Mancher Kreis schließt sich erst nach mehr als 30 Jahren. Die DDR existiert noch als souveräner Staat, als der junge Theologe Stephan Steinlein 1990 als Botschafter seines Landes nach Paris geht. Allerdings kommt er nicht mehr dazu, Präsident François Mitterand sein Beglaubigungsschreiben zu überreichen – die Ereignisse zu Hause, in Deutschland, sind schneller als das französische Protokoll. Nach sechs Wochen ist die Mission Paris für Steinlein schon wieder zu Ende und die DDR Geschichte.
In der kommenden Woche kehrt er nach einer langen und steilen Karriere im politischen Berlin nach Frankreich zurück – als Nachfolger des scheidenden Botschafters Hans-Dieter Lucas. Steinlein, mit einer Französin verheiratet, Vater von vier Kindern und bereits mit dem prestigeträchtigen Titel eines Offiziers der französischen Ehrenlegion dekoriert, hat schon als junger Mann in der DDR begonnen, Französisch zu lernen, und in den Wendejahren 1989/90 zeitweise auch in Straßburg studiert. Als er vor zwei Jahren seinen Mentor Frank-Walter Steinmeierauf dessen Staatsbesuch in Israel begleitete, wurde in der Delegation schon kräftig spekuliert, ob er Deutschland dort nicht bald als neuer Botschafter vertreten würde. Das aber wurde dann Angela Merkels ehemaliger Regierungssprecher Steffen Seibert– und für Steinlein, darf man annehmen, ist Frankreich ohnehin die bessere Wahl. Mit keinem anderen Land, das eigene ausgenommen, ist er enger verbunden.
Stephan Steinleins Karriere ist eng mit der von Frank-Walter Steinmeier verknüpft
Der 62-Jährige gehörte zu den ersten Ostdeutschen, die Anfang der Neunzigerjahre die Diplomatenakademie des Auswärtigen Amtes durchliefen – ein ruhiger und kluger Vertreter seiner Zunft, dessen Weg untrennbar mit dem des heutigen Bundespräsidenten verbunden ist. Nach drei Lehrjahren in Warschau diente Steinlein dem damaligen Kanzleramtschef Steinmeier schon als Pressereferent und Büroleiter, und als der SPD-Mann Außenminister wurde, war es nur zwangsläufig, dass Steinlein an die Spitze des Leitungsstabes im Auswärtigen Amt rückte. Später wurde er dort Staatssekretär und 2017 schließlich unter dem neuen Präsidenten Steinmeier Chef des Bundespräsidialamtes, von wo aus er im vergangenen Jahr wieder zurück ins Auswärtige Amt wechselte.

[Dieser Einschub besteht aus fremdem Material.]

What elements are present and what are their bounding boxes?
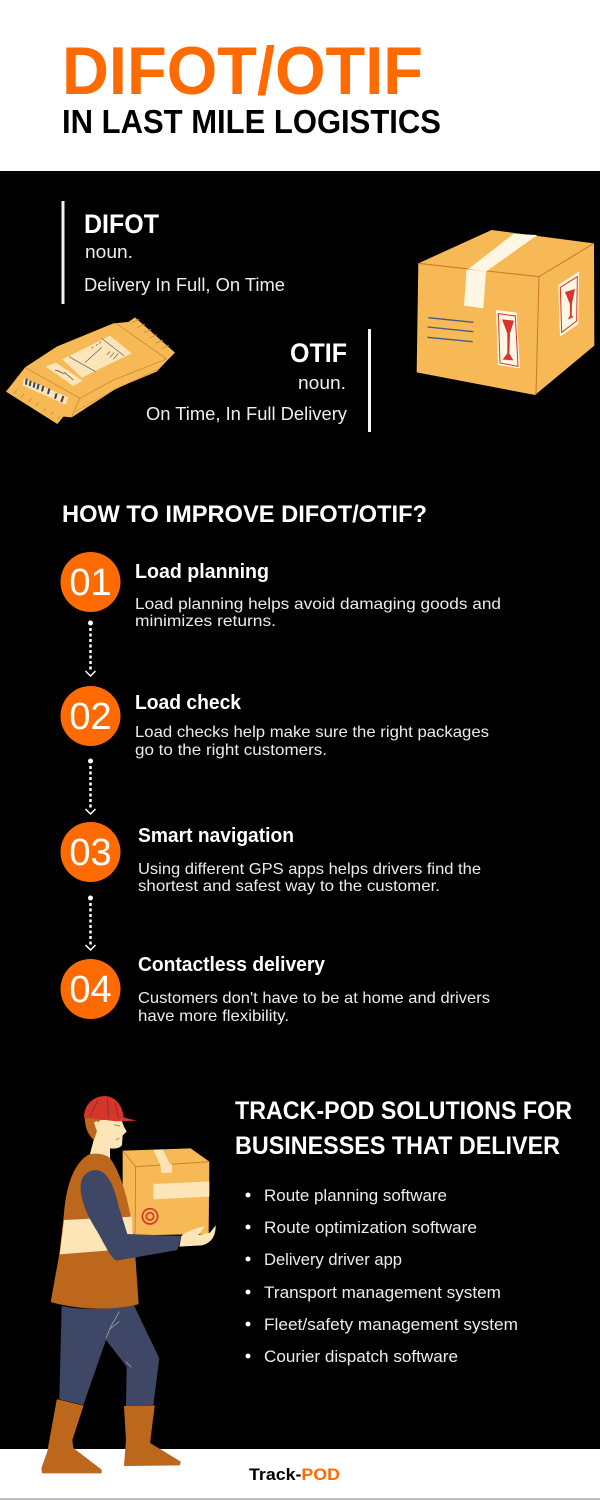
hand <box>179 1225 216 1247</box>
step 01: Load planning helps avoid damaging goods and <box>135 596 501 613</box>
heading: how to improve: HOW TO IMPROVE DIFOT/OTIF? <box>62 501 427 528</box>
step 03: shortest and safest way to the customer. <box>138 878 440 895</box>
step 01 <box>60 552 501 630</box>
step 01: 01 <box>69 562 112 604</box>
solutions heading: BUSINESSES THAT DELIVER <box>235 1132 560 1160</box>
step 04: 04 <box>69 969 112 1011</box>
subtitle: IN LAST MILE LOGISTICS <box>62 103 441 140</box>
step 02: go to the right customers. <box>135 742 327 759</box>
step 04 <box>60 954 490 1025</box>
neck and face <box>90 1119 127 1158</box>
definition: OTIF: On Time, In Full Delivery <box>146 404 347 424</box>
trousers <box>59 1305 159 1406</box>
solutions heading: TRACK-POD SOLUTIONS FOR <box>235 1097 572 1125</box>
solutions list: Route planning software <box>264 1186 447 1205</box>
definition: OTIF: OTIF <box>290 338 347 368</box>
step 01: Load planning <box>135 561 269 583</box>
definition: DIFOT: Delivery In Full, On Time <box>84 275 285 295</box>
step 04: have more flexibility. <box>138 1008 289 1025</box>
solutions heading <box>235 1097 572 1160</box>
solutions list: Fleet/safety management system <box>264 1315 518 1334</box>
step 04: Contactless delivery <box>138 954 326 976</box>
step 03 <box>60 822 481 895</box>
solutions list: Transport management system <box>264 1283 501 1302</box>
illustration: delivery man carrying a box <box>42 1096 216 1473</box>
step 03: 03 <box>69 832 112 874</box>
definition: DIFOT: noun. <box>85 242 133 262</box>
boots <box>42 1400 101 1473</box>
definition: OTIF: noun. <box>298 373 346 393</box>
definition: OTIF <box>146 329 371 432</box>
definition: DIFOT <box>62 201 285 304</box>
definition: DIFOT: DIFOT <box>84 209 159 239</box>
solutions list: Courier dispatch software <box>264 1347 458 1366</box>
ear <box>94 1121 100 1131</box>
sleeve <box>81 1170 181 1261</box>
title: DIFOT/OTIF <box>62 33 423 109</box>
step 01: minimizes returns. <box>135 613 276 630</box>
footer band <box>0 1449 600 1500</box>
cap <box>84 1096 137 1121</box>
step 03: Smart navigation <box>138 825 294 847</box>
arrow: 02 to 03 <box>86 758 96 814</box>
icon: mailer parcel <box>6 317 175 424</box>
step 02: Load check <box>135 692 242 714</box>
step 02: Load checks help make sure the right packages <box>135 724 489 741</box>
arrow: 01 to 02 <box>86 620 96 676</box>
icon: cardboard box <box>417 230 594 395</box>
step 03: Using different GPS apps helps drivers find the <box>138 861 481 878</box>
brand wordmark: Track-POD <box>249 1465 340 1484</box>
vest <box>51 1154 139 1309</box>
step 02: 02 <box>69 696 112 738</box>
step 04: Customers don't have to be at home and drivers <box>138 990 490 1007</box>
header band <box>0 0 600 171</box>
step 02 <box>60 686 489 759</box>
solutions list: Delivery driver app <box>264 1250 402 1269</box>
solutions list <box>246 1186 518 1366</box>
box <box>123 1148 209 1235</box>
arrow: 03 to 04 <box>86 896 96 950</box>
solutions list: Route optimization software <box>264 1218 477 1237</box>
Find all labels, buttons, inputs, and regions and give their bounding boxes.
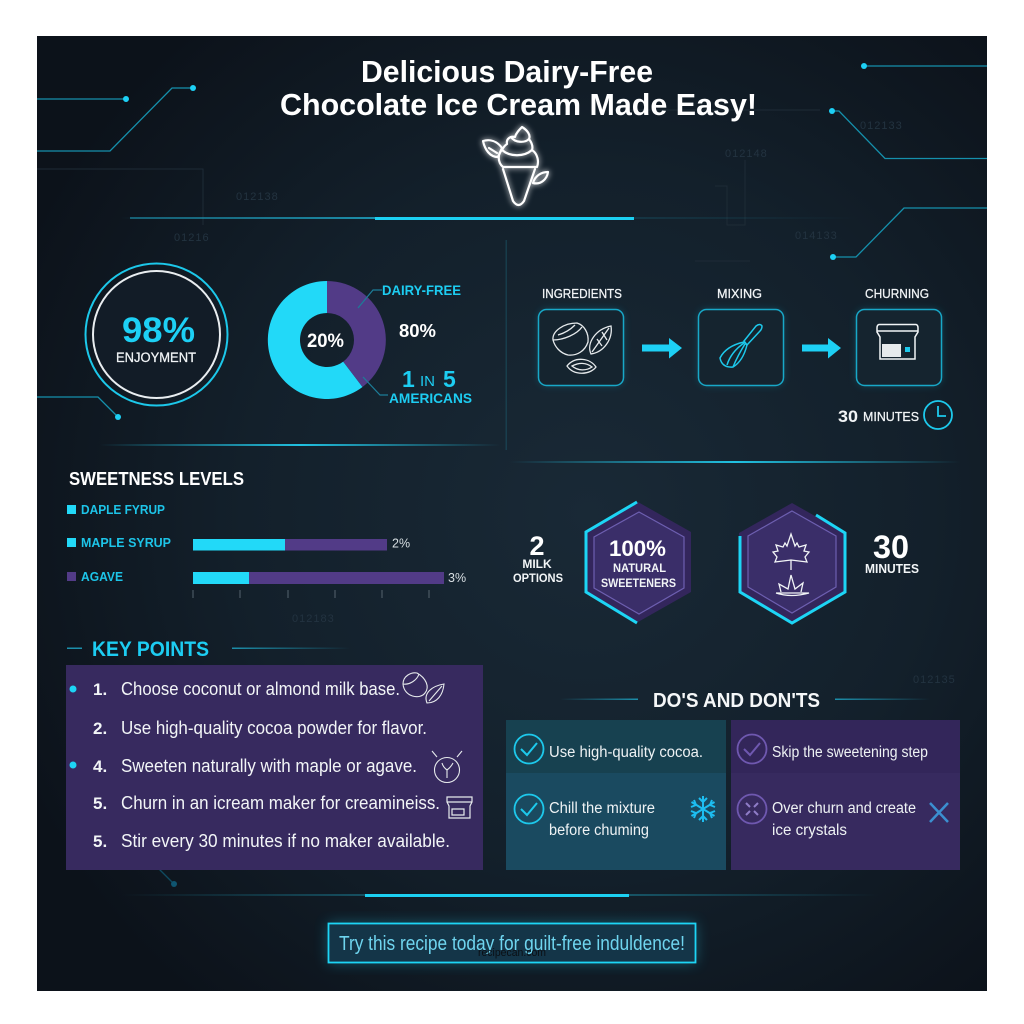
faint background digits: 012138 — [236, 191, 279, 203]
list items: 5. — [93, 832, 107, 851]
section dividers — [100, 240, 960, 463]
callout leaders — [358, 290, 388, 395]
thirty minutes stat — [865, 529, 919, 576]
milk options stat: OPTIONS — [513, 571, 563, 585]
step: churning: CHURNING — [865, 287, 929, 301]
hexagon: natural sweeteners: 100% — [609, 536, 666, 561]
faint background digits: 012148 — [725, 148, 768, 160]
hexagon: natural sweeteners: NATURAL — [613, 561, 666, 575]
thirty minutes timer: 30 — [838, 407, 858, 426]
icon: snowflake — [691, 796, 715, 822]
panel: do's: Use high-quality cocoa. — [549, 744, 703, 761]
milk options stat — [513, 531, 563, 585]
do's and don'ts section — [506, 690, 960, 870]
dairy-free label: DAIRY-FREE — [382, 282, 461, 298]
top divider — [120, 217, 860, 220]
circuit decorations — [37, 63, 987, 887]
1 in 5 label — [402, 366, 456, 392]
process flow — [538, 287, 952, 429]
milk options stat: 2 — [529, 531, 545, 561]
title: Delicious Dairy-Free — [361, 54, 653, 89]
arrow — [802, 338, 841, 358]
call to action — [328, 923, 696, 963]
step: ingredients: INGREDIENTS — [542, 287, 622, 301]
panel: do's: before chuming — [549, 822, 649, 839]
step: mixing — [698, 287, 784, 386]
hexagon: natural sweeteners — [585, 502, 691, 623]
list items: Churn in an icream maker for creamineiss. — [121, 793, 440, 813]
axis ticks — [193, 590, 429, 598]
chart heading: SWEETNESS LEVELS — [69, 469, 244, 489]
list items: Choose coconut or almond milk base. — [121, 679, 400, 699]
1 in 5 label: IN — [420, 373, 435, 390]
list items: 2. — [93, 719, 107, 738]
icon: cross — [930, 803, 948, 822]
bar: agave — [193, 571, 466, 585]
key points heading: KEY POINTS — [92, 638, 209, 661]
panel: don'ts: ice crystals — [772, 822, 847, 839]
80 percent label: 80% — [399, 321, 436, 341]
list items: 4. — [93, 757, 107, 776]
arrow — [642, 338, 682, 358]
98 percent value: 98% — [122, 311, 195, 350]
1 in 5 label: 5 — [443, 366, 456, 392]
call to action: Try this recipe today for guilt-free induldence! — [339, 933, 685, 955]
1 in 5 label: 1 — [402, 366, 415, 392]
donut chart — [268, 281, 472, 406]
legend: MAPLE SYRUP — [81, 535, 171, 550]
panel: do's: Chill the mixture — [549, 800, 655, 817]
faint background digits — [174, 120, 956, 686]
legend: DAPLE FYRUP — [81, 502, 165, 517]
list items: 5. — [93, 794, 107, 813]
list items — [93, 679, 450, 851]
faint background digits: 012135 — [913, 674, 956, 686]
list items: Sweeten naturally with maple or agave. — [121, 756, 417, 776]
key points panel — [66, 665, 483, 870]
hexagon: maple leaf — [739, 503, 845, 623]
sweetness levels chart — [67, 469, 466, 598]
watermark: recipecan.com — [478, 947, 546, 959]
milk options stat: MILK — [522, 557, 552, 571]
icon: ice cream maker — [447, 797, 472, 818]
panel: don'ts — [731, 720, 960, 870]
thirty minutes timer — [838, 401, 952, 429]
title — [280, 54, 757, 122]
bar: agave: 3% — [448, 571, 466, 585]
panel: don'ts: Over churn and create — [772, 800, 916, 817]
icon: ice cream cone — [483, 127, 548, 205]
hexagon: natural sweeteners: SWEETENERS — [601, 576, 676, 590]
list items: Stir every 30 minutes if no maker available. — [121, 831, 450, 851]
step: ingredients — [538, 287, 624, 386]
faint background digits: 012183 — [292, 613, 335, 625]
list items: 1. — [93, 680, 107, 699]
legend — [67, 502, 171, 584]
icon: coconut and almond — [403, 673, 444, 703]
enjoyment label: ENJOYMENT — [116, 350, 196, 365]
faint background digits: 014133 — [795, 230, 838, 242]
thirty minutes stat: MINUTES — [865, 561, 919, 576]
thirty minutes stat: 30 — [873, 529, 909, 565]
faint background digits: 012133 — [860, 120, 903, 132]
faint background digits: 01216 — [174, 232, 210, 244]
section heading: DO'S AND DON'TS — [653, 690, 820, 712]
bar: maple syrup: 2% — [392, 536, 410, 550]
panel: don'ts: Skip the sweetening step — [772, 744, 928, 761]
americans label: AMERICANS — [389, 390, 472, 406]
key points section — [66, 638, 483, 870]
step: churning — [856, 287, 942, 386]
thirty minutes timer: MINUTES — [863, 409, 919, 424]
enjoyment ring stat — [86, 264, 228, 406]
title: Chocolate Ice Cream Made Easy! — [280, 87, 757, 122]
legend: AGAVE — [81, 569, 123, 584]
step: mixing: MIXING — [717, 287, 762, 301]
bullets — [70, 686, 76, 768]
bar: maple syrup — [193, 536, 410, 550]
donut center value: 20% — [307, 331, 344, 352]
icon: sprout timer — [432, 751, 462, 782]
bottom divider — [120, 894, 880, 897]
list items: Use high-quality cocoa powder for flavor. — [121, 718, 427, 738]
panel: do's — [506, 720, 726, 870]
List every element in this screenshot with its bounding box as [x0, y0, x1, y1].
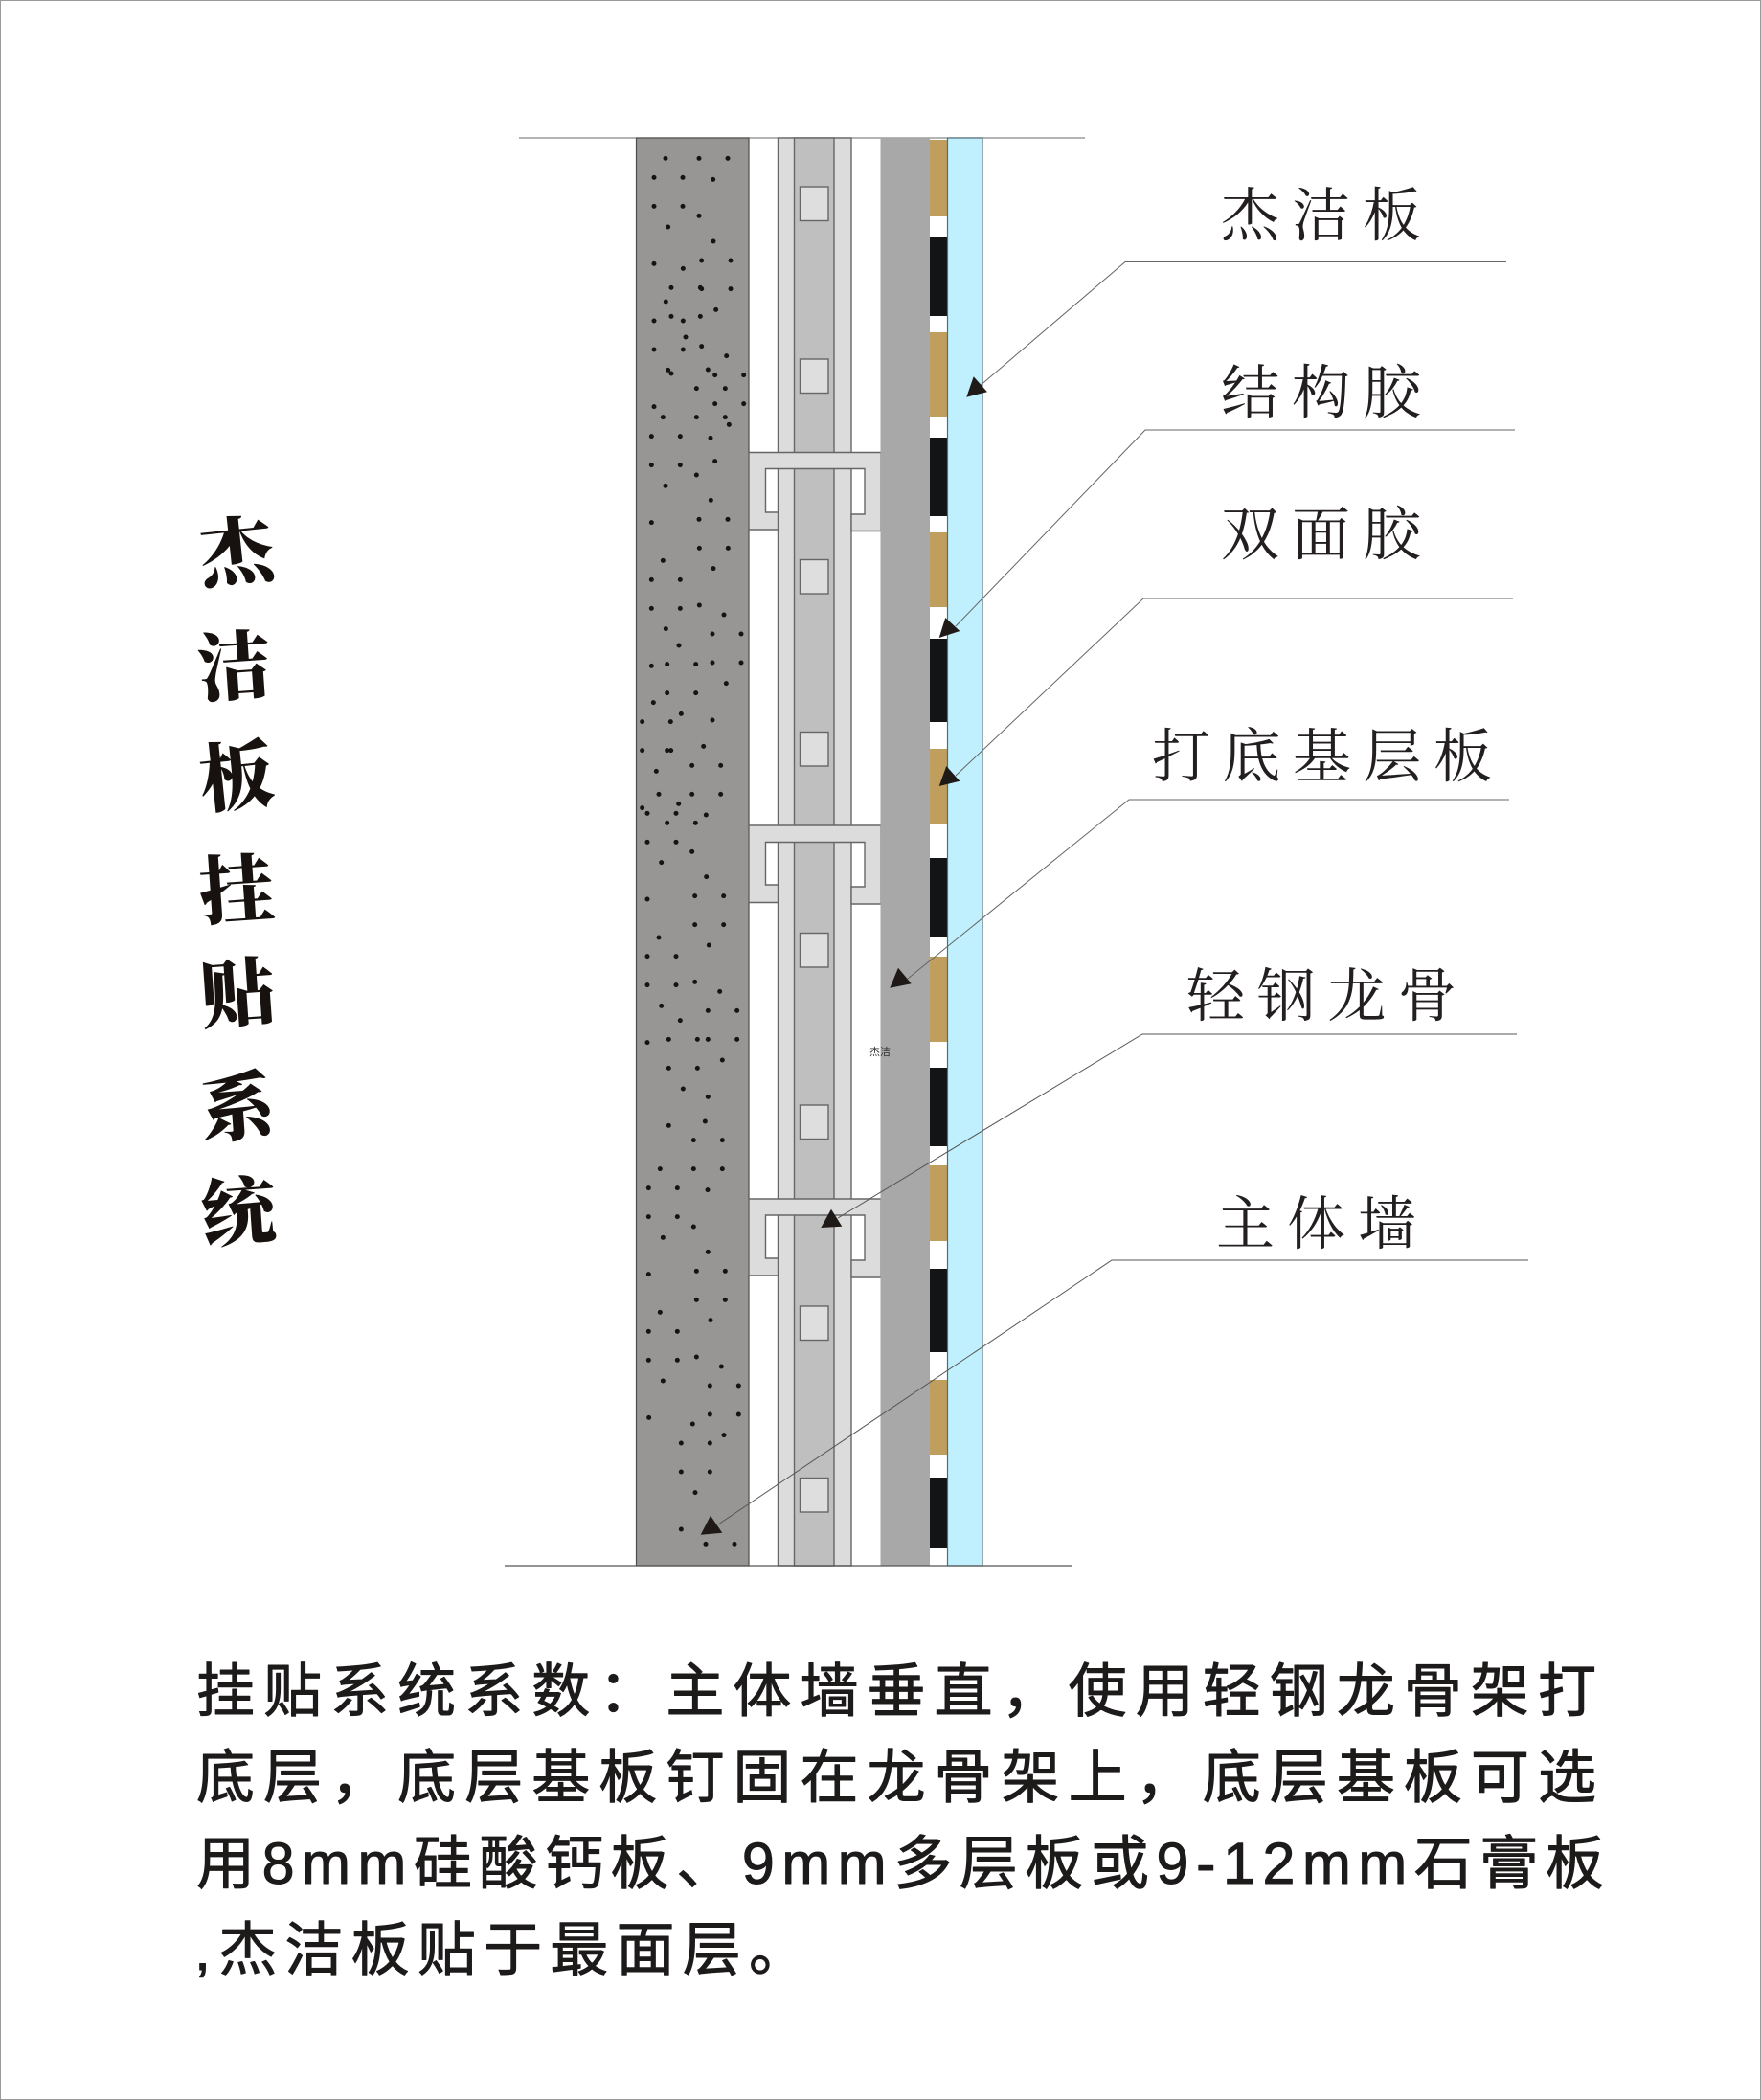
adhesive strip layer: double-sided tape and structural glue [930, 140, 947, 1548]
description paragraph: 底层，底层基板钉固在龙骨架上，底层基板可选 [196, 1745, 1596, 1810]
base board layer [881, 138, 930, 1566]
callout: 杰洁板: 杰洁板 [1221, 185, 1421, 249]
callout: 轻钢龙骨 [821, 965, 1517, 1228]
main wall layer with aggregate dots [636, 138, 749, 1566]
title: vertical calligraphy heading: 板 [195, 733, 279, 824]
callout: 打底基层板 [890, 726, 1509, 988]
callout: 打底基层板: 打底基层板 [1152, 726, 1492, 790]
title: vertical calligraphy heading: 系 [197, 1064, 281, 1153]
description paragraph: ,杰洁板贴于最面层。 [194, 1917, 807, 1982]
callout: 结构胶: 结构胶 [1221, 362, 1423, 426]
wall section diagram [505, 138, 1085, 1566]
title: vertical calligraphy heading: 挂 [196, 847, 277, 936]
callout: 双面胶 [939, 504, 1513, 786]
description paragraph [194, 1659, 1604, 1982]
light steel keel channel [778, 138, 851, 1566]
callout: 杰洁板 [966, 185, 1506, 397]
title: vertical calligraphy heading: 贴 [197, 950, 278, 1039]
description paragraph: 挂贴系统系数：主体墙垂直，使用轻钢龙骨架打 [196, 1659, 1596, 1724]
small mark text: 杰洁 [869, 1046, 891, 1058]
title: vertical calligraphy heading: 杰 [195, 507, 285, 598]
callout: 结构胶 [939, 362, 1515, 638]
title: vertical calligraphy heading: 洁 [194, 623, 275, 712]
callout: 双面胶: 双面胶 [1221, 504, 1423, 568]
keel clips [749, 452, 881, 1277]
callout: 主体墙: 主体墙 [1216, 1193, 1416, 1257]
decorative panel layer [948, 138, 982, 1566]
title: vertical calligraphy heading [194, 507, 285, 1258]
title: vertical calligraphy heading: 统 [198, 1169, 284, 1258]
callout: 主体墙 [701, 1193, 1528, 1535]
callout: 轻钢龙骨: 轻钢龙骨 [1186, 965, 1456, 1029]
description paragraph: 用8mm硅酸钙板、9mm多层板或9-12mm石膏板 [196, 1831, 1604, 1896]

Dass die Zeiten schwierig sind, auch im Verhältnis zwischen Berlin und Paris, weiß Stephan Steinlein. In diesen turbulenten Zeiten jedoch, sagt er, seien Deutschland und Frankreich mehr denn je aufeinander angewiesen. "Gemeinsam bauen wir an einem starken Europa, das an seine Zukunft glaubt."